Continuum graph dynamics via population dynamics: Well-posedness, duality and equilibria

This paper introduces graphemes, a novel framework for constructing and analysing stochastic processes that describe the evolution of large dynamic graphs. Unlike graphons, which are well-suited for studying static dense graphs and which are closely related to the Aldous–Hoover representation of exchangeable random graphs, graphemes allow for a modelling of the full space–time evolution of dynamic dense graphs, beyond the exchangeability and the subgraph frequencies used in graphon theory. A grapheme is defined as an equivalence class of triples, consisting of a Polish space, a symmetric $\{0,1\}$-valued connection function on that space (representing edges connecting vertices), and a sampling probability measure.

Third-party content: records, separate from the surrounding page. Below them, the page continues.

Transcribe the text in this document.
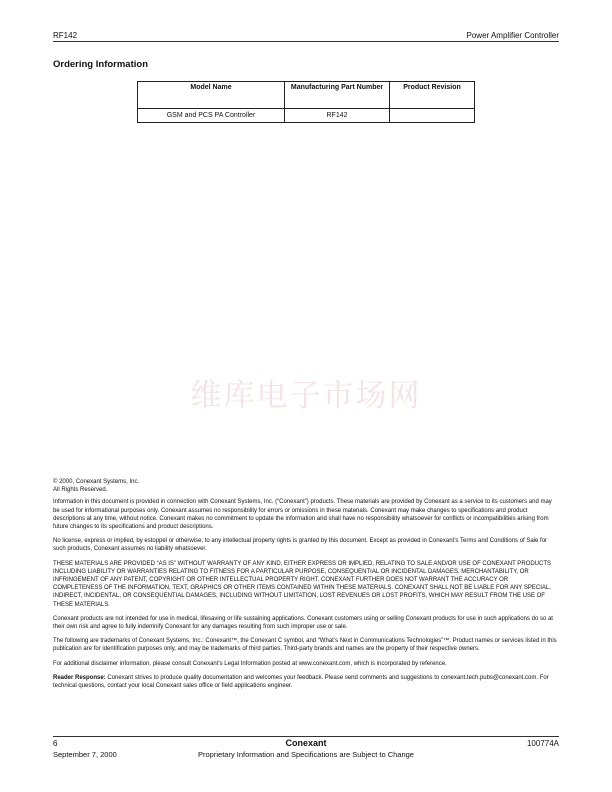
RF142	Power Amplifier Controller
Ordering Information
Model Name	Manufacturing Part Number	Product Revision
GSM and PCS PA Controller	RF142	
维库电子市场网
© 2000, Conexant Systems, Inc.
All Rights Reserved.

Information in this document is provided in connection with Conexant Systems, Inc. (“Conexant”) products. These materials are provided by Conexant as a service to its customers and may be used for informational purposes only. Conexant assumes no responsibility for errors or omissions in these materials. Conexant may make changes to specifications and product descriptions at any time, without notice. Conexant makes no commitment to update the information and shall have no responsibility whatsoever for conflicts or incompatibilities arising from future changes to its specifications and product descriptions.

No license, express or implied, by estoppel or otherwise, to any intellectual property rights is granted by this document. Except as provided in Conexant’s Terms and Conditions of Sale for such products, Conexant assumes no liability whatsoever.

THESE MATERIALS ARE PROVIDED “AS IS” WITHOUT WARRANTY OF ANY KIND, EITHER EXPRESS OR IMPLIED, RELATING TO SALE AND/OR USE OF CONEXANT PRODUCTS INCLUDING LIABILITY OR WARRANTIES RELATING TO FITNESS FOR A PARTICULAR PURPOSE, CONSEQUENTIAL OR INCIDENTAL DAMAGES, MERCHANTABILITY, OR INFRINGEMENT OF ANY PATENT, COPYRIGHT OR OTHER INTELLECTUAL PROPERTY RIGHT. CONEXANT FURTHER DOES NOT WARRANT THE ACCURACY OR COMPLETENESS OF THE INFORMATION, TEXT, GRAPHICS OR OTHER ITEMS CONTAINED WITHIN THESE MATERIALS. CONEXANT SHALL NOT BE LIABLE FOR ANY SPECIAL, INDIRECT, INCIDENTAL, OR CONSEQUENTIAL DAMAGES, INCLUDING WITHOUT LIMITATION, LOST REVENUES OR LOST PROFITS, WHICH MAY RESULT FROM THE USE OF THESE MATERIALS.

Conexant products are not intended for use in medical, lifesaving or life sustaining applications. Conexant customers using or selling Conexant products for use in such applications do so at their own risk and agree to fully indemnify Conexant for any damages resulting from such improper use or sale.

The following are trademarks of Conexant Systems, Inc.: Conexant™, the Conexant C symbol, and “What’s Next in Communications Technologies”™. Product names or services listed in this publication are for identification purposes only, and may be trademarks of third parties. Third-party brands and names are the property of their respective owners.

For additional disclaimer information, please consult Conexant’s Legal Information posted at www.conexant.com, which is incorporated by reference.

Reader Response: Conexant strives to produce quality documentation and welcomes your feedback. Please send comments and suggestions to conexant.tech.pubs@conexant.com. For technical questions, contact your local Conexant sales office or field applications engineer.

6	Conexant	100774A
September 7, 2000	Proprietary Information and Specifications are Subject to Change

We focus on graphemes embedded in ultrametric spaces, where the ultrametric encodes the genealogy of the graph evolution, thereby drawing a direct connection to population genetics. The grapheme framework emphasises the embedding, in particular, in Polish spaces, and uses stronger notions of equivalence (homeomorphism and isometry) than the exchangeability underlying the Aldous–Hoover representation. We construct grapheme-valued Markov processes that arise as limits of finite graph evolutions, driven by rules analogous to the Fleming–Viot, Dawson–Watanabe and McKean–Vlasov processes from population genetics. We establish that these grapheme dynamics are characterised by well-posed martingale problems, leading to strong Markov processes with the Feller property and continuous paths (i.e., diffusions). We further derive duality relations by using coalescent processes, and identify the equilibria of dynamic graphemes, showing that these are linked to classical distributions arising in population genetics and can therefore be non-trivial.

Our approach extends and modifies previous work on graphon dynamics (Athreya et al., 2021), by providing a more general framework that includes a natural representation of the history of the graph. This allows for a rigorous treatment of the dynamics via martingale problems, and yields a characterisation of non-trivial equilibria.